Posse Comitatus

Posse Comitatus:

Arms and the Law has a short but useful post on the built-in exceptions in Posse Comitatus. If you aren't familiar with the phrase yet, you will want to become familiar with it, as you'll be hearing a lot about it in the wake of the New Orleans disaster. The term means "power of the county," although comitatus has an ancient and highly honorable heritage: the word, which is related to "comrade," meant in early Germanic society the warrior band that kept company with, and often elected, the king. These are the men who became Charlemagne's Paladins; these are the men who became knights and great nobles when the qualification for such status was a strong arm and a brave heart.

In the American legal tradition, Posse Comitatus is a law that limits the military's ability to be used as a law enforcement agency -- for example, to suppress riots and restore order in ruined New Orleans. However, one can offer another example: to storm houses of people suspected of illegal conduct in normal times, or to "stop" cars in the fashion our Mr. Yon explained is universal: by putting cannon rounds from a helicopter gunship through the vehicle's engine block. Assuming you don't miss, which even the most well-trained soldier will on occasion.

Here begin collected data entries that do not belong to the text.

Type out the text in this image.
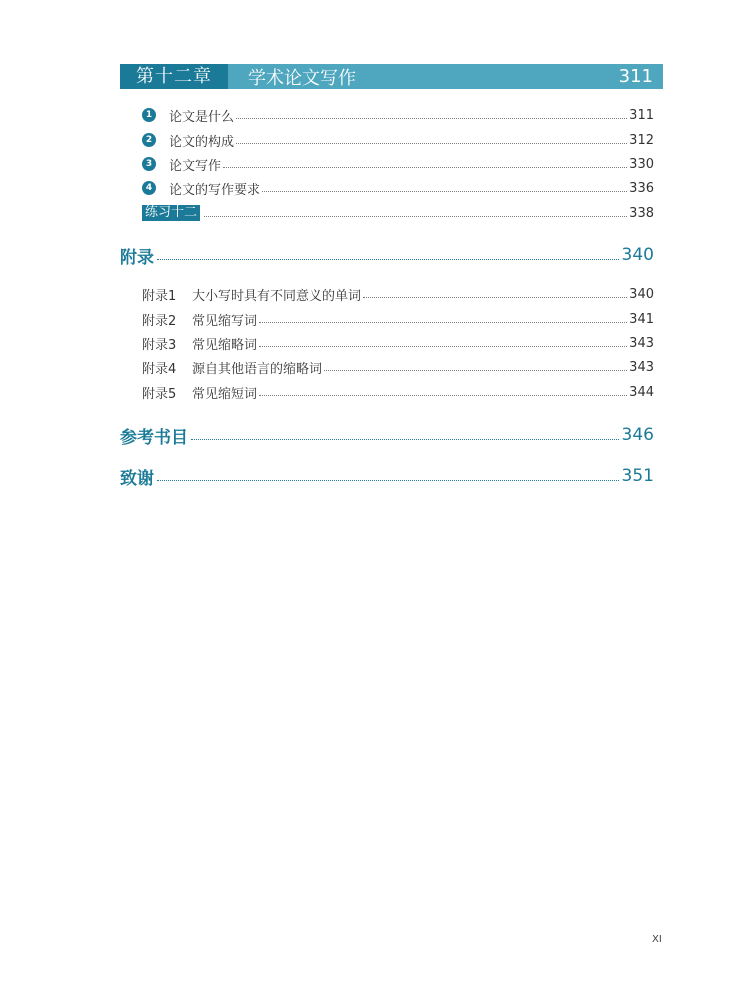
第十二章	学术论文写作	311
1 论文是什么	311
2 论文的构成	312
3 论文写作	330
4 论文的写作要求	336
练习十二	338
附录	340
附录1	大小写时具有不同意义的单词	340
附录2	常见缩写词	341
附录3	常见缩略词	343
附录4	源自其他语言的缩略词	343
附录5	常见缩短词	344
参考书目	346
致谢	351
XI
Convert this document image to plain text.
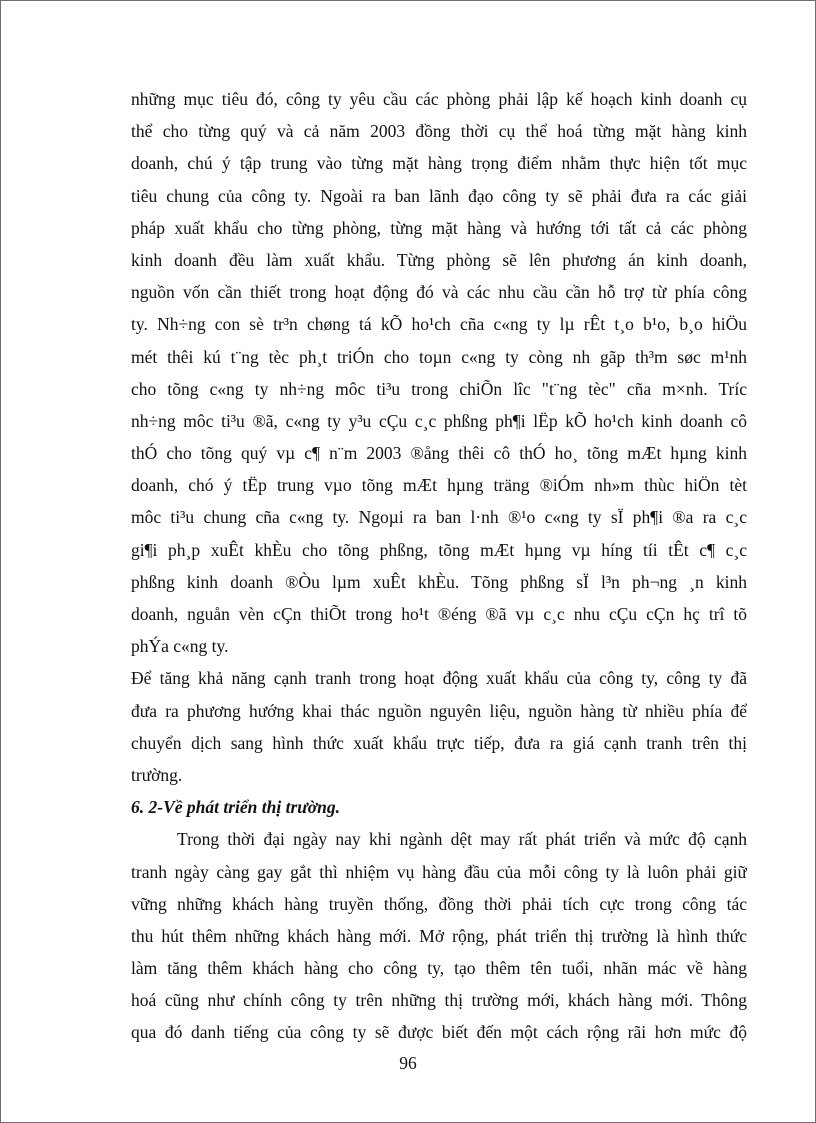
những mục tiêu đó, công ty yêu cầu các phòng phải lập kế hoạch kinh doanh cụ
thể cho từng quý và cả năm 2003 đồng thời cụ thể hoá từng mặt hàng kinh
doanh, chú ý tập trung vào từng mặt hàng trọng điểm nhằm thực hiện tốt mục
tiêu chung của công ty. Ngoài ra ban lãnh đạo công ty sẽ phải đưa ra các giải
pháp xuất khẩu cho từng phòng, từng mặt hàng và hướng tới tất cả các phòng
kinh doanh đều làm xuất khẩu. Từng phòng sẽ lên phương án kinh doanh,
nguồn vốn cần thiết trong hoạt động đó và các nhu cầu cần hỗ trợ từ phía công
ty. Nh÷ng con sè tr³n chøng tá kÕ ho¹ch cña c«ng ty lµ rÊt t¸o b¹o, b¸o hiÖu
mét thêi kú t¨ng tèc ph¸t triÓn cho toµn c«ng ty còng nh gãp th³m søc m¹nh
cho tõng c«ng ty nh÷ng môc ti³u trong chiÕn lîc "t¨ng tèc" cña m×nh. Tríc
nh÷ng môc ti³u ®ã, c«ng ty y³u cÇu c¸c phßng ph¶i lËp kÕ ho¹ch kinh doanh cô
thÓ cho tõng quý vµ c¶ n¨m 2003 ®ång thêi cô thÓ ho¸ tõng mÆt hµng kinh
doanh, chó ý tËp trung vµo tõng mÆt hµng träng ®iÓm nh»m thùc hiÖn tèt
môc ti³u chung cña c«ng ty. Ngoµi ra ban l·nh ®¹o c«ng ty sÏ ph¶i ®a ra c¸c
gi¶i ph¸p xuÊt khÈu cho tõng phßng, tõng mÆt hµng vµ híng tíi tÊt c¶ c¸c
phßng kinh doanh ®Òu lµm xuÊt khÈu. Tõng phßng sÏ l³n ph¬ng ¸n kinh
doanh, nguån vèn cÇn thiÕt trong ho¹t ®éng ®ã vµ c¸c nhu cÇu cÇn hç trî tõ
phÝa c«ng ty.
Để tăng khả năng cạnh tranh trong hoạt động xuất khẩu của công ty, công ty đã
đưa ra phương hướng khai thác nguồn nguyên liệu, nguồn hàng từ nhiều phía để
chuyển dịch sang hình thức xuất khẩu trực tiếp, đưa ra giá cạnh tranh trên thị
trường.
6. 2-Về phát triển thị trường.
Trong thời đại ngày nay khi ngành dệt may rất phát triển và mức độ cạnh
tranh ngày càng gay gắt thì nhiệm vụ hàng đầu của mỗi công ty là luôn phải giữ
vững những khách hàng truyền thống, đồng thời phải tích cực trong công tác
thu hút thêm những khách hàng mới. Mở rộng, phát triển thị trường là hình thức
làm tăng thêm khách hàng cho công ty, tạo thêm tên tuổi, nhãn mác về hàng
hoá cũng như chính công ty trên những thị trường mới, khách hàng mới. Thông
qua đó danh tiếng của công ty sẽ được biết đến một cách rộng rãi hơn mức độ
96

This is the law, in other words, that prevents the government from making war on the American people -- or, at least, the criminal element of the American people, as best as it can be identified by the government's agents. It is a law we ought to be very glad to have. We ought to be deeply suspicious of attempts to overturn that law. I yield to none in my respect and admiration for the US military, but their training and their firepower is not meant to be used against Americans except in extraordinary circumstances.

It would tarnish their honor to let the politicians use them in that way. It is not what they are for, nor what they are sworn to do. As Arms and the Law demonstrates, it is also not necessary -- legal exceptions exist to cover most extraordinary situations. As it is neither needful nor desirable, we ought to mistrust legislators who attempt it.